Les marginaux ne sont pas les héros de ce roman. Mais il s’agit plutôt d’imbéciles, ceux qui manquent de culture et de savoir, de par le monde, ceux qui prétendent être intelligents et civilisés. Le nouveau roman de l’écrivain égyptien Ahmad Al- Fakharani, Bar Layalina, s’attaque à la réalité d’une catégorie de personnes que l’on côtoie en société. En 152 pages, l’auteur critique les soi-disant intellectuels et penseurs. Il raconte l’histoire d’un comparse, Nouh Al- Rahimi, lequel a un amour fou pour le cinéma depuis l’enfance, de quoi l’avoir conduit à un endroit où il pourrait réaliser son ambition : le café Baera. Un café réputé pour être le lieu de rencontre des figurants et régisseurs, et qui existe réellement à la rue Emadeddine, dans le centre-ville du Caire.
Là-bas, Nouh rencontre Nadim Al- Sabbane, et sa vie prendra un nouveau tournant. Il décide de partager son monde et de s’introduire dans les cercles intellectuels. Il fréquente les journalistes travaillant dans le magazine Bab Al-Haqiqa (la porte de la vérité), où travaille Nadim. Nouh devient également un habitué de leur lieu de rencontre favori, Bar Layalina (le bar de nos veillées), où se retrouvent intellectuels, écrivains et journalistes. L’univers de ces derniers apparaît riche au loin, mais en réalité, il s’avère vide de tout sens. Le figurant cherche à comprendre les dessous de ce monde, et surtout comment des imbéciles aux capacités limitées peuvent se transformer en personnes aux allures intelligentes.
Il prétend être un riche producteur de films, pour être mieux accepté. Puis, la vérité éclate au grand jour, et il est mis à la porte, étant devenu la risée de tout le bar. « Les événements se déroulent entre le début des années 2000 et 2020. (…) J’ai tenu à donner corps à des personnages bien réels, en chair et en os, représentatifs de la vérité des Hommes dans notre société. Et ce, pour aborder le thème du mensonge, qui nous entoure de partout », a expliqué Al-Fakharani lors de la soirée de dédicace organisée récemment par la maison d’édition Al-Shorouk. Et de préciser : « Les intellectuels vivant dans leur bulle, séparés des gens, et leur prétention d’être plus civilisés m’ont poussé à écrire ce roman ».

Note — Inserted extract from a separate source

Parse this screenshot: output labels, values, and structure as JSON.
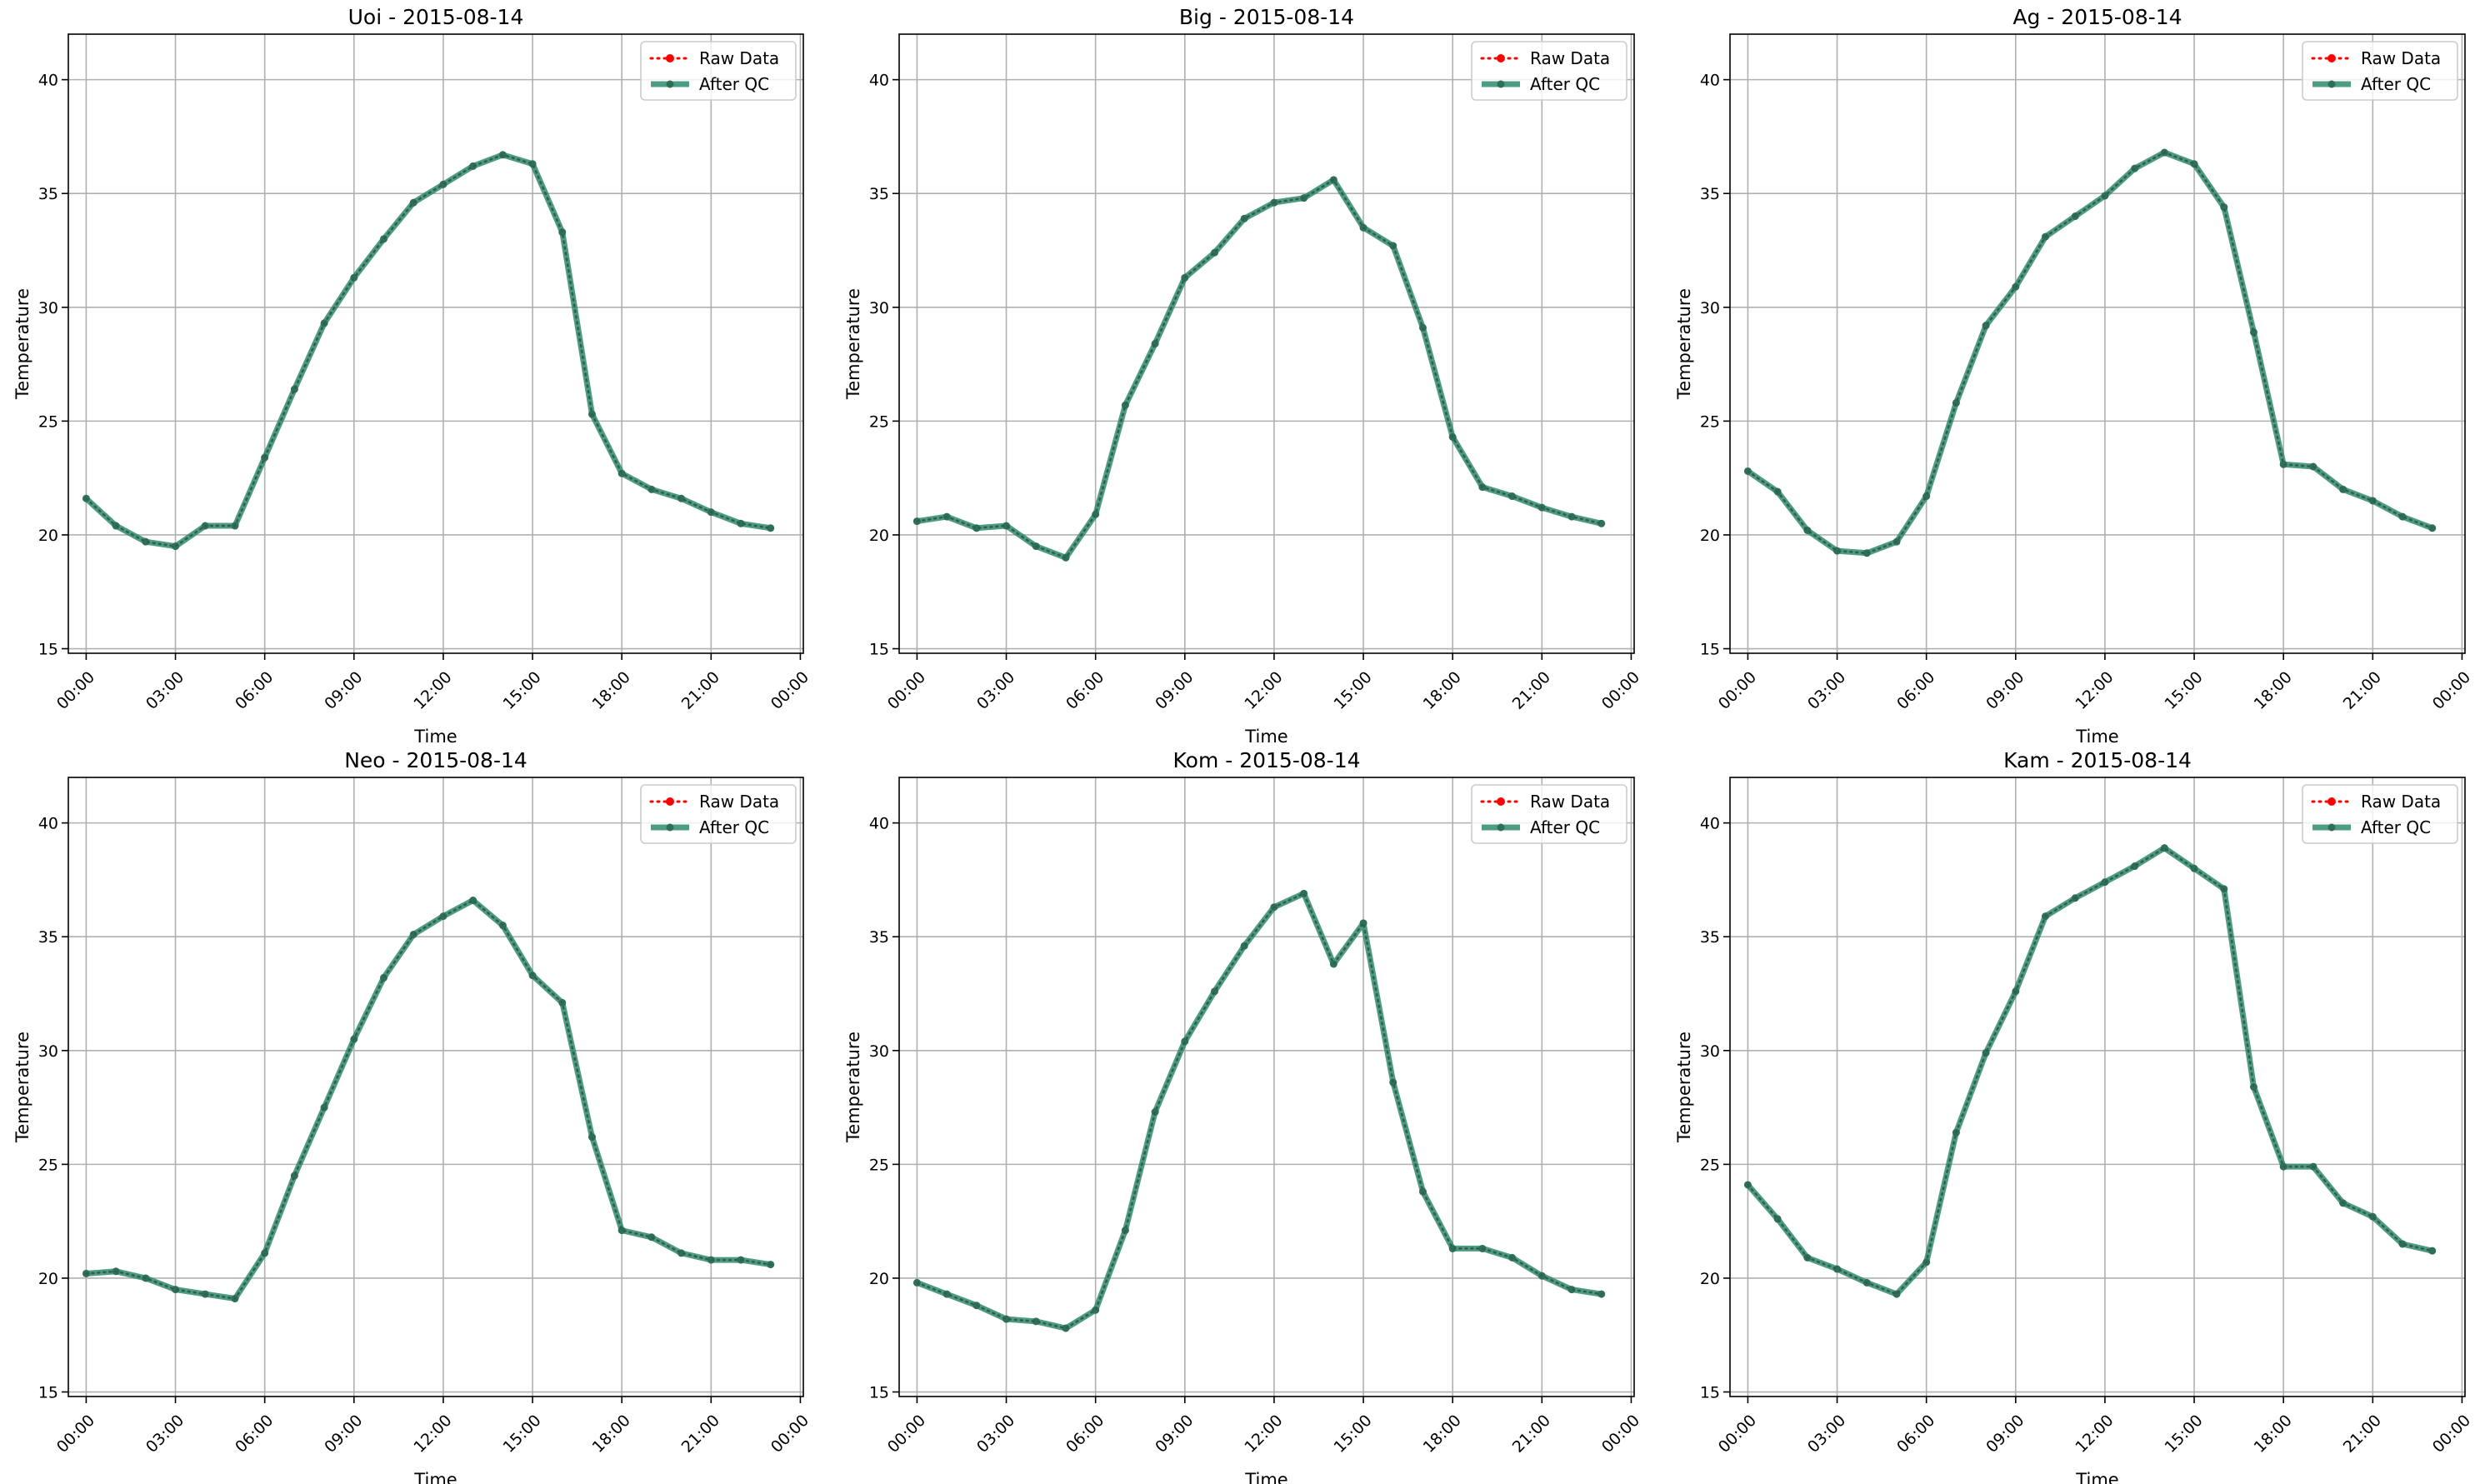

Dédicace et débat dans les locaux de Consoleya, au centre-ville du Caire.
La réalité choquante
Dès les premières pages du roman, on saisit rapidement que Nouh Al-Rahimi, le personnage principal, représente les personnes médiocres, qui prétendent ou croient véritablement avoir du talent. Il essaie de se rapprocher des journalistes de la revue Porte de la vérité, pensant qu’ils étaient de vrais intellectuels, en ayant en tête de devenir un acteur de renommée.
Le romancier tourne en dérision un grand secteur du milieu culturel et artistique, ces soi-disant penseurs et ceux qui les croient. A travers les habitués du bar, il analyse ces sphères qui brillent de mille feux au loin. Il critique le rôle des intellectuels, met à nu leurs conflits et leurs manières d’interagir. Bar Layalina aborde aussi le rapport entre l’élite et le peuple, affirmant que l’un est le miroir de l’autre. Le langage de Nouh, le figurant, est assez simple et direct, face au jargon intellectuel, presque incompréhensible et emphatique.
Au potentiel limité, il a décidé quand même de comprendre et d’imiter ces pseudo-intellectuels qui l’entourent. Et c’est là qu’il découvre leur côté mensonger, qu’ils sont « vides à l’intérieur ». Le roman met le lecteur en garde contre les imbéciles et les faux jetons. On finit par voir nous aussi qu’un imbécile ou un ignorant ne se rend jamais compte de sa bêtise et n’arrive pas à en mesurer l’ampleur. Du coup, il ne cherche pas à s’en débarrasser. La porte de la vérité, dans ce roman, s’ouvre sur tant de pourriture et de fragilité.
Bar Layalina, d’Ahmad Al-Fakharani, aux éditions Al-Shorouk, 2022, 152 pages.